Essential Revision point 4: The legend to Figure 6B should be modified to reflect the use of heat inactivated extracts. Also, the conditions for the assays with purified components should be included in the Materials and methods, and the legend to Figure 6A should indicate the use and concentration of purified components. The legends to Figure 4A-B should be revised to indicate the method for normalization of the data (Figure 4A) and to indicate that co-immunoprecipited samples were quantified (Figure 4B).

We modified the figure legends and the Materials and methods as requested.

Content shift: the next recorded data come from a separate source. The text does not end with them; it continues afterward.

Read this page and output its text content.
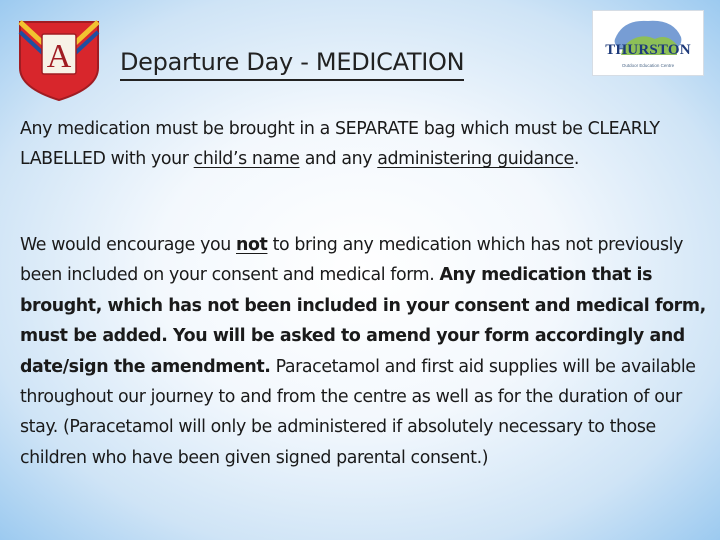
A	THURSTON
Outdoor Education Centre
Departure Day - MEDICATION
Any medication must be brought in a SEPARATE bag which must be CLEARLY LABELLED with your child’s name and any administering guidance.
We would encourage you not to bring any medication which has not previously been included on your consent and medical form. Any medication that is brought, which has not been included in your consent and medical form, must be added. You will be asked to amend your form accordingly and date/sign the amendment. Paracetamol and first aid supplies will be available throughout our journey to and from the centre as well as for the duration of our stay. (Paracetamol will only be administered if absolutely necessary to those children who have been given signed parental consent.)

Essential Revision point 7: The sentence in the Discussion was modified, but it would be even more accurate to say that the availability of charged tRNAs was being altered, to distinguish this from alterations in tRNA abundance which would be unexpected. Also in the Abstract it'd be more correct to state "Following proteasome inhibition, HRI protein levels increase owing to stabilization of HRI and enhanced translation presumably via the increased availability of charged tRNAs for its rare codons."

We modified the Abstract. We added “charged tRNAs” in the Discussion section.